Published on Jun 2nd, 2022 |

Brief Introduction

Last week, the SEC’s first-ever enforcement proceeding under Section 11 of the Investment Company Act of 1940 occurred for improper switching or replacement of variable annuities.

Any principal underwriter is prohibited from making or causing to be made an offer to exchange the securities of registered unit investment trusts, which includes variable annuities, under Section 11 of the Investment Company Act. There is an exception, but it was not applicable for the Broker Dealer. This exception is if the terms of the offer fell within certain limited exceptions or were approved by the SEC.

How Did The Issue Occur?

  • Through an affiliated Broker Dealer/Investment Adviser, the Broker Dealer offered and sold variable annuities to retail investors.
  • sales practice was implemented by certain employees from the Broker Dealer that caused exchange offers to be made to holders of variable annuities to switch from one variable annuity to another.
    • This resulted in an increase of variable annuity related revenues and sales commissions for the Broker Dealer’s employees.
  • From 2016 to 2018, there was a large increase in these types of transactions, at which time the Broker Dealer’s compliance department put an end to the abusive sales practice at around March of 2018.
    • The compliance department implemented a training program to explain how the creation and use of these types of in-force annuity lists violated the principles of Section 11.

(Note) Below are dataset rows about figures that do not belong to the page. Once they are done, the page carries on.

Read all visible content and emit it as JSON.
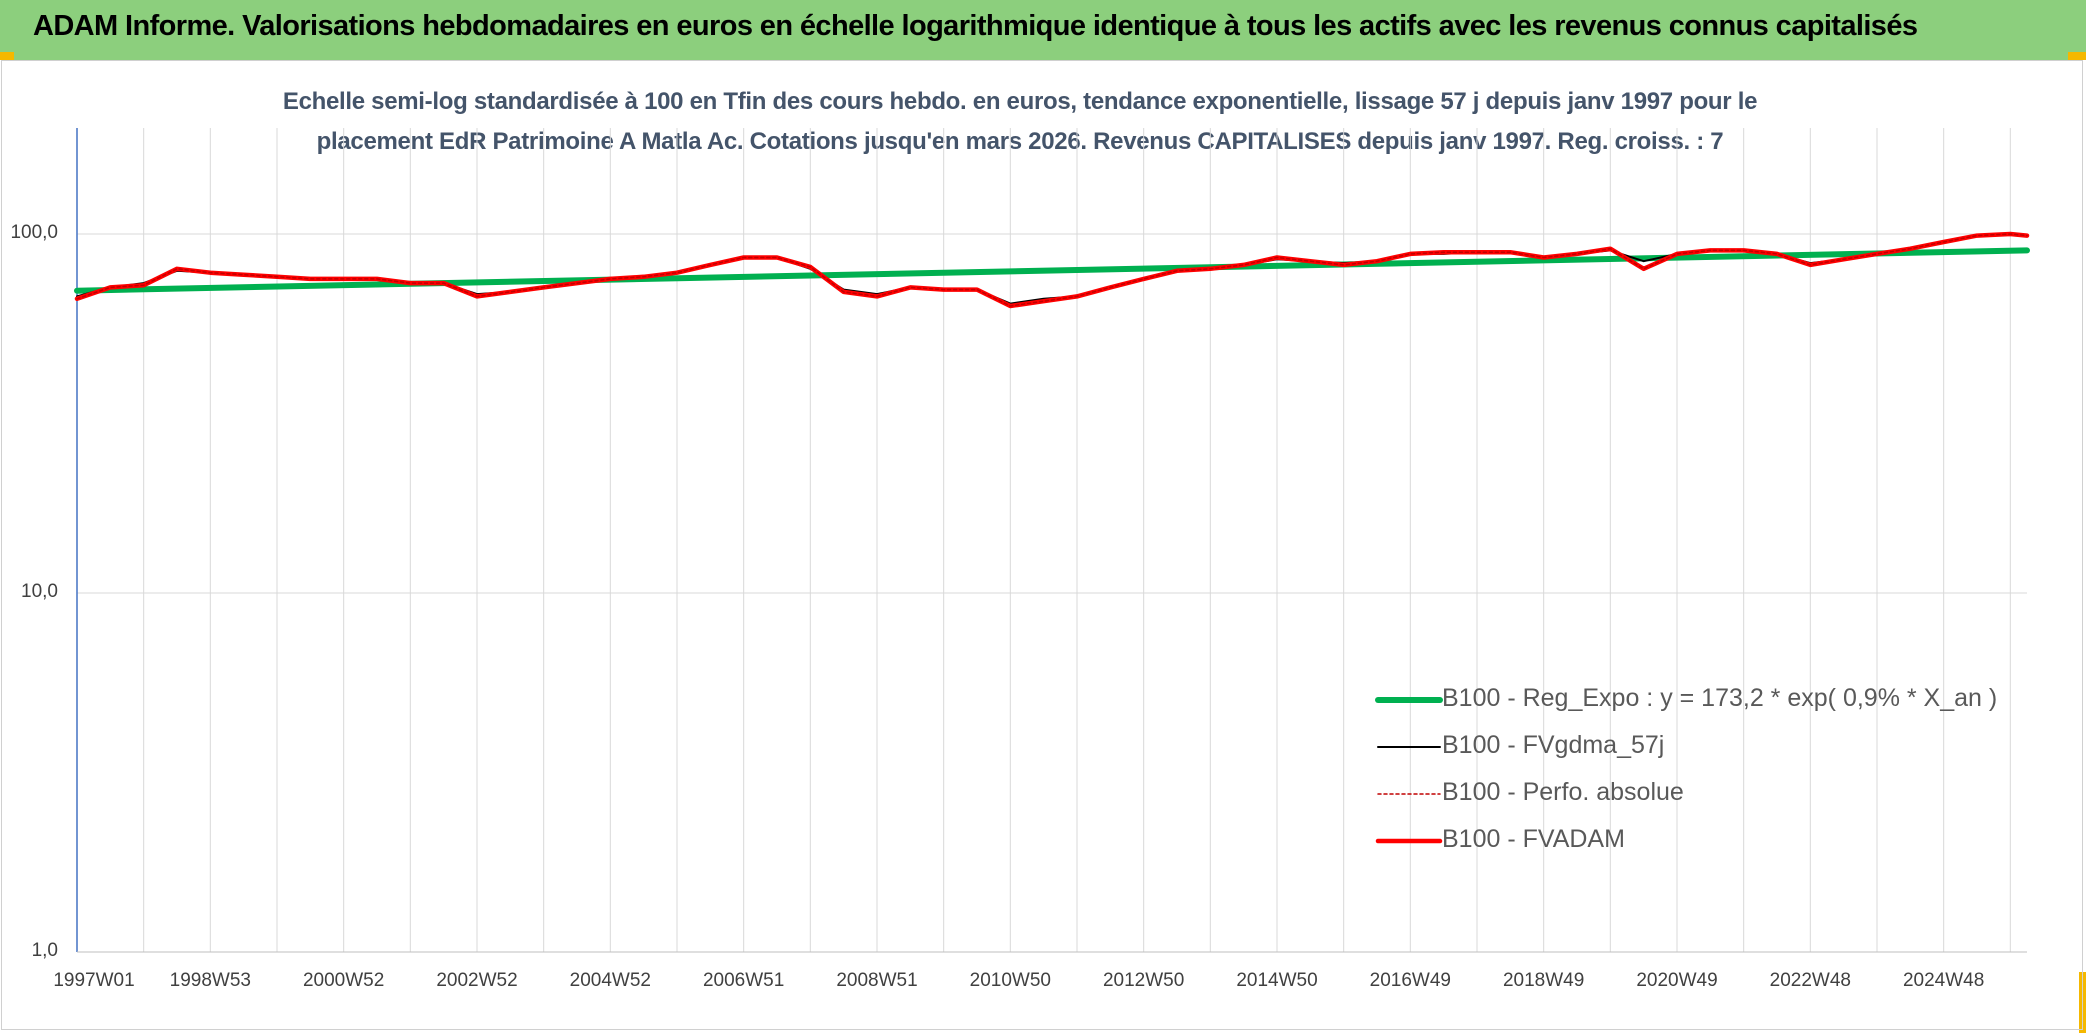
{
  "header": {
    "title": "ADAM Informe. Valorisations hebdomadaires en euros en échelle logarithmique identique à tous les actifs avec les revenus connus capitalisés"
  },
  "colors": {
    "header_bg": "#8ccf7d",
    "corner_accent": "#f5b800",
    "trend": "#00b050",
    "smooth": "#000000",
    "perf": "#c00000",
    "fvadam": "#ff0000",
    "title_text": "#44546a",
    "grid": "#d9d9d9"
  },
  "chart_data": {
    "type": "line",
    "title_line1": "Echelle semi-log standardisée à 100 en Tfin des cours hebdo. en euros, tendance exponentielle, lissage 57 j depuis janv 1997 pour le",
    "title_line2": "placement EdR Patrimoine A Matla Ac. Cotations jusqu'en mars 2026. Revenus CAPITALISES depuis janv 1997. Reg. croiss. : 7",
    "y_scale": "log",
    "ylim": [
      1,
      180
    ],
    "y_ticks": [
      {
        "value": 100,
        "label": "100,0"
      },
      {
        "value": 10,
        "label": "10,0"
      },
      {
        "value": 1,
        "label": "1,0"
      }
    ],
    "x_range": [
      1997.0,
      2026.25
    ],
    "x_ticks": [
      {
        "value": 1997.0,
        "label": "1997W01"
      },
      {
        "value": 1999.0,
        "label": "1998W53"
      },
      {
        "value": 2001.0,
        "label": "2000W52"
      },
      {
        "value": 2003.0,
        "label": "2002W52"
      },
      {
        "value": 2005.0,
        "label": "2004W52"
      },
      {
        "value": 2007.0,
        "label": "2006W51"
      },
      {
        "value": 2009.0,
        "label": "2008W51"
      },
      {
        "value": 2011.0,
        "label": "2010W50"
      },
      {
        "value": 2013.0,
        "label": "2012W50"
      },
      {
        "value": 2015.0,
        "label": "2014W50"
      },
      {
        "value": 2017.0,
        "label": "2016W49"
      },
      {
        "value": 2019.0,
        "label": "2018W49"
      },
      {
        "value": 2021.0,
        "label": "2020W49"
      },
      {
        "value": 2023.0,
        "label": "2022W48"
      },
      {
        "value": 2025.0,
        "label": "2024W48"
      }
    ],
    "x_gridlines": [
      1997.0,
      1998.0,
      1999.0,
      2000.0,
      2001.0,
      2002.0,
      2003.0,
      2004.0,
      2005.0,
      2006.0,
      2007.0,
      2008.0,
      2009.0,
      2010.0,
      2011.0,
      2012.0,
      2013.0,
      2014.0,
      2015.0,
      2016.0,
      2017.0,
      2018.0,
      2019.0,
      2020.0,
      2021.0,
      2022.0,
      2023.0,
      2024.0,
      2025.0,
      2026.0
    ],
    "legend_position": "bottom-right",
    "series": [
      {
        "name": "B100 - Reg_Expo : y = 173,2 * exp( 0,9% *  X_an )",
        "style": "trend",
        "x": [
          1997.0,
          2026.25
        ],
        "y": [
          69.5,
          90.0
        ]
      },
      {
        "name": "B100 - FVgdma_57j",
        "style": "smooth",
        "x": [
          1997.0,
          1997.5,
          1998.0,
          1998.5,
          1999.0,
          1999.5,
          2000.0,
          2000.5,
          2001.0,
          2001.5,
          2002.0,
          2002.5,
          2003.0,
          2003.5,
          2004.0,
          2004.5,
          2005.0,
          2005.5,
          2006.0,
          2006.5,
          2007.0,
          2007.5,
          2008.0,
          2008.5,
          2009.0,
          2009.5,
          2010.0,
          2010.5,
          2011.0,
          2011.5,
          2012.0,
          2012.5,
          2013.0,
          2013.5,
          2014.0,
          2014.5,
          2015.0,
          2015.5,
          2016.0,
          2016.5,
          2017.0,
          2017.5,
          2018.0,
          2018.5,
          2019.0,
          2019.5,
          2020.0,
          2020.5,
          2021.0,
          2021.5,
          2022.0,
          2022.5,
          2023.0,
          2023.5,
          2024.0,
          2024.5,
          2025.0,
          2025.5,
          2026.0,
          2026.25
        ],
        "y": [
          67,
          71,
          73,
          79,
          78,
          77,
          76,
          75,
          75,
          75,
          73,
          73,
          68,
          69,
          71,
          73,
          75,
          76,
          78,
          82,
          86,
          86,
          80,
          70,
          68,
          71,
          70,
          70,
          64,
          66,
          67,
          71,
          75,
          79,
          80,
          82,
          85,
          84,
          83,
          84,
          88,
          88,
          89,
          89,
          86,
          88,
          90,
          84,
          88,
          90,
          90,
          88,
          83,
          85,
          88,
          91,
          95,
          99,
          100,
          99
        ]
      },
      {
        "name": "B100 - Perfo. absolue",
        "style": "perf",
        "x": [
          1997.0,
          1997.5,
          1998.0,
          1998.5,
          1999.0,
          1999.5,
          2000.0,
          2000.5,
          2001.0,
          2001.5,
          2002.0,
          2002.5,
          2003.0,
          2003.5,
          2004.0,
          2004.5,
          2005.0,
          2005.5,
          2006.0,
          2006.5,
          2007.0,
          2007.5,
          2008.0,
          2008.5,
          2009.0,
          2009.5,
          2010.0,
          2010.5,
          2011.0,
          2011.5,
          2012.0,
          2012.5,
          2013.0,
          2013.5,
          2014.0,
          2014.5,
          2015.0,
          2015.5,
          2016.0,
          2016.5,
          2017.0,
          2017.5,
          2018.0,
          2018.5,
          2019.0,
          2019.5,
          2020.0,
          2020.5,
          2021.0,
          2021.5,
          2022.0,
          2022.5,
          2023.0,
          2023.5,
          2024.0,
          2024.5,
          2025.0,
          2025.5,
          2026.0,
          2026.25
        ],
        "y": [
          66,
          71,
          72,
          80,
          78,
          77,
          76,
          75,
          75,
          75,
          73,
          73,
          67,
          69,
          71,
          73,
          75,
          76,
          78,
          82,
          86,
          86,
          81,
          69,
          67,
          71,
          70,
          70,
          63,
          65,
          67,
          71,
          75,
          79,
          80,
          82,
          86,
          84,
          82,
          84,
          88,
          89,
          89,
          89,
          86,
          88,
          91,
          80,
          88,
          90,
          90,
          88,
          82,
          85,
          88,
          91,
          95,
          99,
          100,
          99
        ]
      },
      {
        "name": "B100 - FVADAM",
        "style": "fvadam",
        "x": [
          1997.0,
          1997.5,
          1998.0,
          1998.5,
          1999.0,
          1999.5,
          2000.0,
          2000.5,
          2001.0,
          2001.5,
          2002.0,
          2002.5,
          2003.0,
          2003.5,
          2004.0,
          2004.5,
          2005.0,
          2005.5,
          2006.0,
          2006.5,
          2007.0,
          2007.5,
          2008.0,
          2008.5,
          2009.0,
          2009.5,
          2010.0,
          2010.5,
          2011.0,
          2011.5,
          2012.0,
          2012.5,
          2013.0,
          2013.5,
          2014.0,
          2014.5,
          2015.0,
          2015.5,
          2016.0,
          2016.5,
          2017.0,
          2017.5,
          2018.0,
          2018.5,
          2019.0,
          2019.5,
          2020.0,
          2020.5,
          2021.0,
          2021.5,
          2022.0,
          2022.5,
          2023.0,
          2023.5,
          2024.0,
          2024.5,
          2025.0,
          2025.5,
          2026.0,
          2026.25
        ],
        "y": [
          66,
          71,
          72,
          80,
          78,
          77,
          76,
          75,
          75,
          75,
          73,
          73,
          67,
          69,
          71,
          73,
          75,
          76,
          78,
          82,
          86,
          86,
          81,
          69,
          67,
          71,
          70,
          70,
          63,
          65,
          67,
          71,
          75,
          79,
          80,
          82,
          86,
          84,
          82,
          84,
          88,
          89,
          89,
          89,
          86,
          88,
          91,
          80,
          88,
          90,
          90,
          88,
          82,
          85,
          88,
          91,
          95,
          99,
          100,
          99
        ]
      }
    ]
  }
}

What Were The Findings And Final Conclusion?

  • The SEC has made it clear that they are going to continue focusing on protecting investors, and they state that protecting retail investors from abusive sales practices is a centerpiece of their enforcement program.
    • Accountability is very important with the SEC and they will continue to hold those that engage in such conduct accountable.
  • They found that the Broker Dealer conducted an improper switch of investors from one investment product to another for the purpose of generating additional selling charges, which is prohibited in Section 11.
  • The Broker Dealer consented to an order finding that it violated Section 11 of the Investment Company Act and imposing a cease-and-desist order, a censure and a $5 million civil penalty without admitting or denying the SEC’s findings.

Vigilant’s Final Conclusion

As we have stated throughout the year, the SEC is fully focused on protecting investors in 2022, and this was clearly communicated throughout this order by the SEC.

While this is the first-ever enforcement proceeding under Section 11 of the Investment Company Act of 1940, the SEC will continue to hold Firms accountable to those who engage in conduct similar to this.